- Born: Abiodun Akinsowon 1907
- Died: 1994 (aged 87)
- Spouse: George Orisanya Emanuel ​ ​(m. 1942)​

= Christiana Abiodun Emanuel =

Nigerian missionary (born 1907)

Christiana Abiodun Emanuel, born Abiodun Akinsowon (1907–1994), was a co-founder, along with Moses Orimolade Tunolase, of the Cherubim and Seraphim, an Aladura Christian denomination in Nigeria. After a schism in the church, she founded and led the Cherubim and Seraphim Society.

==Personal life==
Abiodun Akinsowon was born in 1907 in the Republic of Benin. In 1920, she left her home country to join her aunt in Lagos, Nigeria to train as a seamstress.
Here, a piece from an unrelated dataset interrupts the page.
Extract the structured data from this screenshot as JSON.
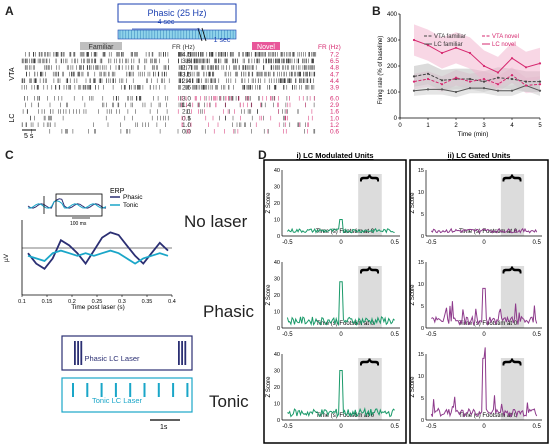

In 1942, she married George Orisanya Emanuel, a civil servant working in Lagos City Council.

==Founding the Cherubim and Seraphim==
In 1925, while watching a Catholic Corpus Christi procession, Emanuel reportedly fell into a lengthy trance. She awoke from her coma after the healer Moses Orimolade arrived to pray for her. Waking, Emanuel claimed she had been visited by angels who had taken her to heaven. As increasing numbers of visitors came to hear of her visions, Orimolade founded an interdenominational prayer group called the Cherubim and Seraphim. In 1927, Emanuel led an evangelical tour of Western Nigeria, condemning the worship of traditional gods and encouraging Christian prayer. In 1928, they established the Cherubim and Seraphim as its own independent church, within the Aladura tradition.

==Schism and reconciliation==
In 1929, the Cherubim and Seraphim underwent its first schism, with Emanuel founding the Cherubim and Seraphim Society and Orimolade founding the Eternal Sacred Order of Cherubim and Seraphim. The split arose from disputes within the group over the role of female leadership. Emanuel demanded to be recognised as co-founder of the church. This was viewed by Orimolade, who denied she was co-founder, as insubordination, and led to their eventual split. This was followed by other schisms, leading to the existence of more than 10 separate sects within the Cherubim and Seraphim.

After Orimolade's death, Emanuel campaigned to be recognised as the supreme head of the church, claiming she had been discriminated against as a woman. In 1986, in an attempt to reunite the disparate groupings, she was reinstalled as leader of a united Cherubim and Seraphim Church.